We arrived at the conclusion that the microlevel of nature is quantum mechanical  and quantum mechanics was discovered because of the odd probabilistic behavior of the results of  experiments on elementary particles , which photons and electrons are. One cannot use the deterministic intuition of classical mechanics to describe experiments on elementary particles.
I see that I have not answered the question of

How is it that a detector that usually cannot tell apart different incoming directions of photons can somehow tell apart different polarization?

Polarisation is not a simple state. Polarization of the beam is built up by photons, but the beam polarization is perpendicular to the direction of the wave while the photon polarization is plus or minus on its direction of motion.

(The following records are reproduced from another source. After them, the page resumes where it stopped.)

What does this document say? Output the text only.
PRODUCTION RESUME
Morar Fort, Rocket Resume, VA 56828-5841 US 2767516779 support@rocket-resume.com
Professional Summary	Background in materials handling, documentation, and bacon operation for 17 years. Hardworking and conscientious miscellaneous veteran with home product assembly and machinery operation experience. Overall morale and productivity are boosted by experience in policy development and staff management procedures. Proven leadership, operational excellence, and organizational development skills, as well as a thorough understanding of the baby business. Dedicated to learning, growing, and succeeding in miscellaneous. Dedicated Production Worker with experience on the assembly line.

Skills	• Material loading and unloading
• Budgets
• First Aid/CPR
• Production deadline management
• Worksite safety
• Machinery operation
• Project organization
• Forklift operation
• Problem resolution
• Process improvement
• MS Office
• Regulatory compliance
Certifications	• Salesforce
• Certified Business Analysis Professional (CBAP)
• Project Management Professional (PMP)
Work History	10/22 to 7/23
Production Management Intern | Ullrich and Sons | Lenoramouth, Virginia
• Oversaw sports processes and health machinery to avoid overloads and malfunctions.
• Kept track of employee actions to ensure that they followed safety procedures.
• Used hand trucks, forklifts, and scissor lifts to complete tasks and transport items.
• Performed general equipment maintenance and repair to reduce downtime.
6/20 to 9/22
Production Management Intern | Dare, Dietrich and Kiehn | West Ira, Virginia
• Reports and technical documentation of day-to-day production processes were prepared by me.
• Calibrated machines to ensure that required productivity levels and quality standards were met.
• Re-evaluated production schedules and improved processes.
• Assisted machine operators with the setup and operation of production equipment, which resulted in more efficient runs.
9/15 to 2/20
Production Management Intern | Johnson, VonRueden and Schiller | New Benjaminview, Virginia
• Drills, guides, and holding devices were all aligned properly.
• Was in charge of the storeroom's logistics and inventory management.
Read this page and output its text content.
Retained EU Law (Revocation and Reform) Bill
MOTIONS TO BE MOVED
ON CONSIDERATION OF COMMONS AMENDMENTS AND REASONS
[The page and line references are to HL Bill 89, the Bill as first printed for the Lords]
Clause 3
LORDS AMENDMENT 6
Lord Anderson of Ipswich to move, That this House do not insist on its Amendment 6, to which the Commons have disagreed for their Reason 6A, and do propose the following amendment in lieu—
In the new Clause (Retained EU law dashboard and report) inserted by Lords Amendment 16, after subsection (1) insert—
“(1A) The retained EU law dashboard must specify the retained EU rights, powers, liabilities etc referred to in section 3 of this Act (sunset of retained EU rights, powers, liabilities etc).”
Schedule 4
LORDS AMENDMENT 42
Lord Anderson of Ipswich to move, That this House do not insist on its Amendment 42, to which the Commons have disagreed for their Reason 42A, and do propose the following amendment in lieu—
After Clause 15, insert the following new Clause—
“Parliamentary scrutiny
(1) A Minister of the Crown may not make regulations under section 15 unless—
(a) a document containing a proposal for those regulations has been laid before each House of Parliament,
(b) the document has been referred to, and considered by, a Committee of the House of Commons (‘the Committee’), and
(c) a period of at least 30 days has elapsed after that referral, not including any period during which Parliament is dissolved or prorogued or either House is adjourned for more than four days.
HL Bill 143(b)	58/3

Left and right handed circular polarization, and their associate angular momenta

Photon are always polarized along their direction of motion. There can be no vertical or horizontal polarization for a single photon. It will just be tagged as a photon that went through the classical filter of horizontal or vertical polarization.
It is a pictorial example of how the classical  wave, light, is built up by the quantum mechanical photons. Light is a confluence of zillions of photons.## Heading
In your description " horizontal polarizer is used in front of one slit, and a vertical polarizer is used for the second slit" the polarizers are light poarizers, which means a system of filters. To detect a point of arrival of the photon one needs a screen or a corresponding electronic surface. The two requirements cannot be met in one detector , to catch an individual photon and extrapolate its direction and also get its polarization. It would be a different experiment with two detectors and one photon at a time passing the slit, different quantum mechanical setup.